Memory, when you're a mum, is a funny thing. Some things stand out sharp, like the moment I picked Ebba up for the first time, or her first bath, or the first night we laid down just staring at each other in the moonlight. But, in between these tiny blips, I pretty much remember nothing. It's not like I remember things wrong, or that they're fuzzy...it's just, kind of a black hole.
I realized this last night, and it made me a little bit sad. When it's my own memories that slide into nothingness, it's sad enough. But those first few minutes, days, weeks with Ebba -- I wanted to remember them all! Now, I find myself asking my mum and stepdad, "Did I cuddle her? How often did I feed her? What was she like? What was I like???" It's not like I don't have fond memories; as I said above, I have little blips.
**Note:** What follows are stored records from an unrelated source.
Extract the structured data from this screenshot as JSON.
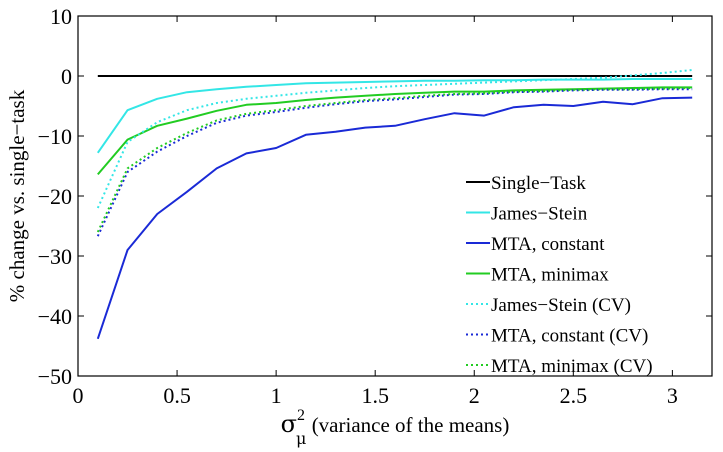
{
  "chart_data": {
    "type": "line",
    "title": "",
    "xlabel_symbol": "σ",
    "xlabel_sup": "2",
    "xlabel_sub": "μ",
    "xlabel_text": " (variance of the means)",
    "ylabel": "% change vs. single−task",
    "xlim": [
      0,
      3.2
    ],
    "ylim": [
      -50,
      10
    ],
    "xticks": [
      0,
      0.5,
      1,
      1.5,
      2,
      2.5,
      3
    ],
    "xtick_labels": [
      "0",
      "0.5",
      "1",
      "1.5",
      "2",
      "2.5",
      "3"
    ],
    "yticks": [
      -50,
      -40,
      -30,
      -20,
      -10,
      0,
      10
    ],
    "ytick_labels": [
      "−50",
      "−40",
      "−30",
      "−20",
      "−10",
      "0",
      "10"
    ],
    "grid": false,
    "legend_position": "bottom-right",
    "x": [
      0.1,
      0.25,
      0.4,
      0.55,
      0.7,
      0.85,
      1.0,
      1.15,
      1.3,
      1.45,
      1.6,
      1.75,
      1.9,
      2.05,
      2.2,
      2.35,
      2.5,
      2.65,
      2.8,
      2.95,
      3.1
    ],
    "series": [
      {
        "name": "Single−Task",
        "color": "#000000",
        "dash": "solid",
        "values": [
          0,
          0,
          0,
          0,
          0,
          0,
          0,
          0,
          0,
          0,
          0,
          0,
          0,
          0,
          0,
          0,
          0,
          0,
          0,
          0,
          0
        ]
      },
      {
        "name": "James−Stein",
        "color": "#33e6e6",
        "dash": "solid",
        "values": [
          -12.8,
          -5.7,
          -3.8,
          -2.7,
          -2.2,
          -1.8,
          -1.5,
          -1.2,
          -1.1,
          -1.0,
          -0.9,
          -0.8,
          -0.8,
          -0.7,
          -0.7,
          -0.6,
          -0.6,
          -0.6,
          -0.5,
          -0.5,
          -0.5
        ]
      },
      {
        "name": "MTA, constant",
        "color": "#1a2ad6",
        "dash": "solid",
        "values": [
          -43.8,
          -29.0,
          -23.0,
          -19.3,
          -15.4,
          -12.9,
          -12.0,
          -9.8,
          -9.3,
          -8.6,
          -8.3,
          -7.2,
          -6.2,
          -6.6,
          -5.2,
          -4.8,
          -5.0,
          -4.3,
          -4.7,
          -3.7,
          -3.6
        ]
      },
      {
        "name": "MTA, minimax",
        "color": "#22cc22",
        "dash": "solid",
        "values": [
          -16.4,
          -10.6,
          -8.3,
          -7.1,
          -5.8,
          -4.8,
          -4.5,
          -4.0,
          -3.6,
          -3.3,
          -3.0,
          -2.8,
          -2.6,
          -2.6,
          -2.4,
          -2.3,
          -2.2,
          -2.1,
          -2.0,
          -1.9,
          -1.9
        ]
      },
      {
        "name": "James−Stein (CV)",
        "color": "#33e6e6",
        "dash": "dotted",
        "values": [
          -22.0,
          -11.0,
          -7.7,
          -5.7,
          -4.5,
          -3.8,
          -3.3,
          -2.8,
          -2.4,
          -2.0,
          -1.7,
          -1.5,
          -1.3,
          -1.1,
          -0.9,
          -0.7,
          -0.5,
          -0.3,
          0.1,
          0.5,
          1.0
        ]
      },
      {
        "name": "MTA, constant (CV)",
        "color": "#1a2ad6",
        "dash": "dotted",
        "values": [
          -26.7,
          -16.0,
          -12.6,
          -10.0,
          -7.8,
          -6.6,
          -6.0,
          -5.3,
          -4.7,
          -4.2,
          -3.9,
          -3.5,
          -3.1,
          -3.0,
          -2.7,
          -2.6,
          -2.4,
          -2.3,
          -2.3,
          -2.2,
          -2.2
        ]
      },
      {
        "name": "MTA, minimax (CV)",
        "color": "#22cc22",
        "dash": "dotted",
        "values": [
          -26.0,
          -15.4,
          -12.0,
          -9.5,
          -7.4,
          -6.3,
          -5.7,
          -5.0,
          -4.5,
          -4.0,
          -3.7,
          -3.3,
          -3.0,
          -2.9,
          -2.6,
          -2.5,
          -2.3,
          -2.2,
          -2.2,
          -2.1,
          -2.0
        ]
      }
    ]
  }
}
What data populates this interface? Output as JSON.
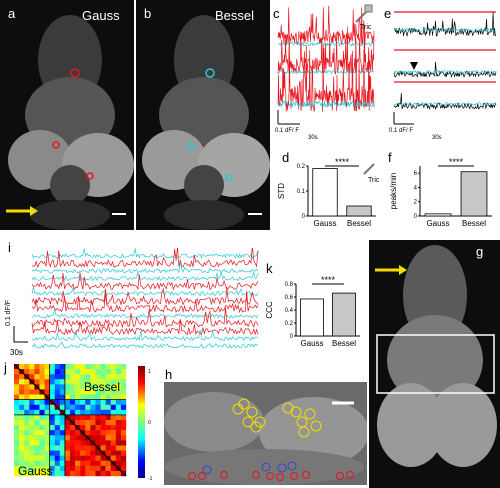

But this got me to thinking... Before we had cameras and video cameras and all of that fancy stuff, did people remember things more? I'm pretty sure that my memory for facts was better pre-Google. Is it the same with memories of our own events? I actually caught myself wishing that I had had people take more pictures of us as a family. And even wishing I had been one of those annoying mums who took videos of every little burp and poop and cry my newborn did. Yes, mum, you can give me your big-eyed 'I told you so' now and whip out your camera as much as you want next time we see you!
Or, on second thought, maybe not! Maybe our over-reliance on electronic memory has made our own memories falter. And while it's nice to have an external, objective way to see the past, there's something so wonderful about seeing the past through your own subjective lens, remembering the attached emotions and thoughts -- things that don't come out in those high-res videos on the hard drive.
So, as an alternative, I'm going to make an effort to preserve these cherish-worthy moments as organically as I can (boy, isn't that the buzz-word of the century!), by really living in them and turning my full consciousness on them. Perhaps that will be a better way to preserve a memory. To help me, in case the mindfulness doesn't work on its own, I'm going to start journalling regularly again because there's something about writing something down that solidifies it.
And, if all else fails, I guess I'll have my photos to fall back on. :) I'm not going to venture out here without a safety net!
What are your guys' thoughts on preserving memories? Are photos the way to go? Or can we enjoy our present, and our past more by putting away the external lens and really submerging ourselves in the moment?